I am running a Python Flask server. A co-worker added Flasgger/Swagger support and I can successfully display the API using
http://localhost:5000/apidocs
Similarly, I can get the json version of the API
http://localhost:5000/api_documentation.json
Python code configures that filename
That same code is deployed in an Openshift project and uses Traefik to route external requests to the Python Flask server
https://my-openshift-url-here/apidocs
does not display the API
only displays "Powered by Flasgger 0.9.5
https://my-openshift-url-here/api_documentation.json
works same as the localhost request
Traefik keys off of the "apidocs" and "api_documentation.json" and routes it directly to the Python Flask server
rule: PathPrefix(`/apidocs`)
entryPoints:
- web
middlewares:
- gzip
- mysecurity-no-token
service: my-python-server
apidocumentation:
rule: PathPrefix(`/api_documentation.json`)
entryPoints:
- web
middlewares:
- gzip
- mysecurity-no-token
service: my-python-server
What I see in my Chrome browser debugger (F12 - Network) for the swagger-ui-bundle.js response is "You need to enable JavaScript to run this app."
Why does this work in Chrome for the localhost version but not when accessing the server deployed on Openshift?
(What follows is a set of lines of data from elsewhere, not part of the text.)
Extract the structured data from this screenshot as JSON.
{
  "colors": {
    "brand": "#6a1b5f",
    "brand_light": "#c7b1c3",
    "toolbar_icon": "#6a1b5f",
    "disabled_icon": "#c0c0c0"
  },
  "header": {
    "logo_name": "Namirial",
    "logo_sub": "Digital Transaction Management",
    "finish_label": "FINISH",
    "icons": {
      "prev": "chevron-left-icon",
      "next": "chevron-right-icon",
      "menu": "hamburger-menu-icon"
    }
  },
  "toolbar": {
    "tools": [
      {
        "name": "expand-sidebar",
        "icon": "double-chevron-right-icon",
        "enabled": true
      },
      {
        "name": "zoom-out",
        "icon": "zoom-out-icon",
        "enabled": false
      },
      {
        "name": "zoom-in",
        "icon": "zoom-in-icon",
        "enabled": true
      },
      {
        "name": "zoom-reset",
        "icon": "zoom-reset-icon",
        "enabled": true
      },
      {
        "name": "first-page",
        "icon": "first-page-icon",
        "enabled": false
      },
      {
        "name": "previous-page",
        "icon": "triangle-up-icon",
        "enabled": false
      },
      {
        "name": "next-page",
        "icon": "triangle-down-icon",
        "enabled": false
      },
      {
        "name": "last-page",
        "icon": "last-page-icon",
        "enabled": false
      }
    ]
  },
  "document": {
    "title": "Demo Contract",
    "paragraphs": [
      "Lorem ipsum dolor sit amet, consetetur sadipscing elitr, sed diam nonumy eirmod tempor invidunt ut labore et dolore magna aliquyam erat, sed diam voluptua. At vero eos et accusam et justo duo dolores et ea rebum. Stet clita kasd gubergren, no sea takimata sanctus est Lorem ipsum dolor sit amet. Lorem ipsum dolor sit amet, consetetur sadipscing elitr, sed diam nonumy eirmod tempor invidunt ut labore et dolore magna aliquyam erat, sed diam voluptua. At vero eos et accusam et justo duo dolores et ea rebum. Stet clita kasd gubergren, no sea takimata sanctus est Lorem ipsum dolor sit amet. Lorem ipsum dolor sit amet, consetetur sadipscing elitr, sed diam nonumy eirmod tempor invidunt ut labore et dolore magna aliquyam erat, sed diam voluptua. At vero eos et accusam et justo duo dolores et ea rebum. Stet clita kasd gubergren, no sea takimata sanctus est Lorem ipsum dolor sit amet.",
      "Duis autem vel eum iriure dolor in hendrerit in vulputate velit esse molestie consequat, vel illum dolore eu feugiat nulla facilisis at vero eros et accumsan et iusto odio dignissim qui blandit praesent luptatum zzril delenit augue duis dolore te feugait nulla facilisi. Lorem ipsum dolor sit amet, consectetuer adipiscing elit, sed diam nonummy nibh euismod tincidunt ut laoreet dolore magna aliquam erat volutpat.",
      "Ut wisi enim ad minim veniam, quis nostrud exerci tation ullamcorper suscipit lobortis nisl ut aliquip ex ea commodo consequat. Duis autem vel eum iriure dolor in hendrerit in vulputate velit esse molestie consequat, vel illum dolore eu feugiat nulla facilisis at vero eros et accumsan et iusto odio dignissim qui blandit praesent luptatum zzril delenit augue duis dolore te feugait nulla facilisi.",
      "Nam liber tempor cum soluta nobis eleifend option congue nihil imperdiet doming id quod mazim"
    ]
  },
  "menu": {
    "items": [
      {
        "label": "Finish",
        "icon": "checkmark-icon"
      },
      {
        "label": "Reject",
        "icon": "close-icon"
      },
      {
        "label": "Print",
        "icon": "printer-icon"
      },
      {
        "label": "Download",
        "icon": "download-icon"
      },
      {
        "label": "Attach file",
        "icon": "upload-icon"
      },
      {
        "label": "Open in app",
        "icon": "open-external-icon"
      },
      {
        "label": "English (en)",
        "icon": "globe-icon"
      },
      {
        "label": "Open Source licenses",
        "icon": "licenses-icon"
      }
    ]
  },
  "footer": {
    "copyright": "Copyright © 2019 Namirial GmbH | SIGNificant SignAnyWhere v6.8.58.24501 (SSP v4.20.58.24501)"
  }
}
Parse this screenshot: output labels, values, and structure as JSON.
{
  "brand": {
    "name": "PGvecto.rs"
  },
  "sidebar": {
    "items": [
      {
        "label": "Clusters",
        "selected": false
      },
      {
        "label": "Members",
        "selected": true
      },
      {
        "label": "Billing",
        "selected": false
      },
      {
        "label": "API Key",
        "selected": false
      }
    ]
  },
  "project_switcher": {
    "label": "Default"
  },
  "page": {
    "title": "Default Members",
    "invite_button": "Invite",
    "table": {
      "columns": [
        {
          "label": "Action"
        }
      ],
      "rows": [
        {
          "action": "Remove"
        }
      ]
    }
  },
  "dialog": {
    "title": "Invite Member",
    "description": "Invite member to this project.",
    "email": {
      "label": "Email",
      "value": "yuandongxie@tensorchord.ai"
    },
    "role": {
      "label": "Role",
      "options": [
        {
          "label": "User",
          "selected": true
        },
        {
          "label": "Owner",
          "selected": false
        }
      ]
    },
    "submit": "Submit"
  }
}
Both are being accessed from the same Chrome window - just different tabs.
This is the Headers content of the apidocs request for the localhost version
Request Method: GET
Status Code: 200 OK
Remote Address: 127.0.0.1:5000
Referrer Policy: strict-origin-when-cross-origin
Content-Length: 3041
Content-Type: text/html; charset=utf-8
Date: Thu, 19 Aug 2021 12:08:41 GMT
Server: Werkzeug/2.0.1 Python/3.7.4
Accept: text/html,application/xhtml+xml,application/xml;q=0.9,image/avif,image/webp,image/apng,*/*;q=0.8,application/signed-exchange;v=b3;q=0.9
Accept-Encoding: gzip, deflate, br
Accept-Language: en-US,en;q=0.9
Cache-Control: no-cache
Connection: keep-alive
Host: localhost:5000
Pragma: no-cache
sec-ch-ua: "Chromium";v="92", " Not A;Brand";v="99", "Google Chrome";v="92"
sec-ch-ua-mobile: ?0
Sec-Fetch-Dest: document
Sec-Fetch-Mode: navigate
Sec-Fetch-Site: none
Sec-Fetch-User: ?1
Upgrade-Insecure-Requests: 1
User-Agent: Mozilla/5.0 (Windows NT 10.0; Win64; x64) AppleWebKit/537.36 (KHTML, like Gecko) Chrome/92.0.4515.131 Safari/537.36
This is the Headers content of the apidocs request for the Openshift version
Request Method: GET
Status Code: 200 OK
Remote Address: 123.456.789.123:443 (obfuscated, of course)
Referrer Policy: origin
content-encoding: gzip
content-length: 1264
content-type: text/html; charset=utf-8
date: Thu, 19 Aug 2021 12:08:59 GMT
server: istio-envoy
vary: Accept-Encoding
x-envoy-upstream-service-time: 28
Accept: text/html,application/xhtml+xml,application/xml;q=0.9,image/avif,image/webp,image/apng,*/*;q=0.8,application/signed-exchange;v=b3;q=0.9
Accept-Encoding: gzip, deflate, br
Accept-Language: en-US,en;q=0.9
Cache-Control: no-cache
Connection: keep-alive
Host: my-openshift-server-url-here
Pragma: no-cache
sec-ch-ua: "Chromium";v="92", " Not A;Brand";v="99", "Google Chrome";v="92"
sec-ch-ua-mobile: ?0
Sec-Fetch-Dest: document
Sec-Fetch-Mode: navigate
Sec-Fetch-Site: none
Sec-Fetch-User: ?1
Upgrade-Insecure-Requests: 1
User-Agent: Mozilla/5.0 (Windows NT 10.0; Win64; x64) AppleWebKit/537.36 (KHTML, like Gecko) Chrome/92.0.4515.131 Safari/537.36
Turns out it was a Traefik routing issues. After the initial response to the /apidocs request, it was also making requests to /flasgger_static/foo. I had to add a route for flassgger_static in my Traefik routing table.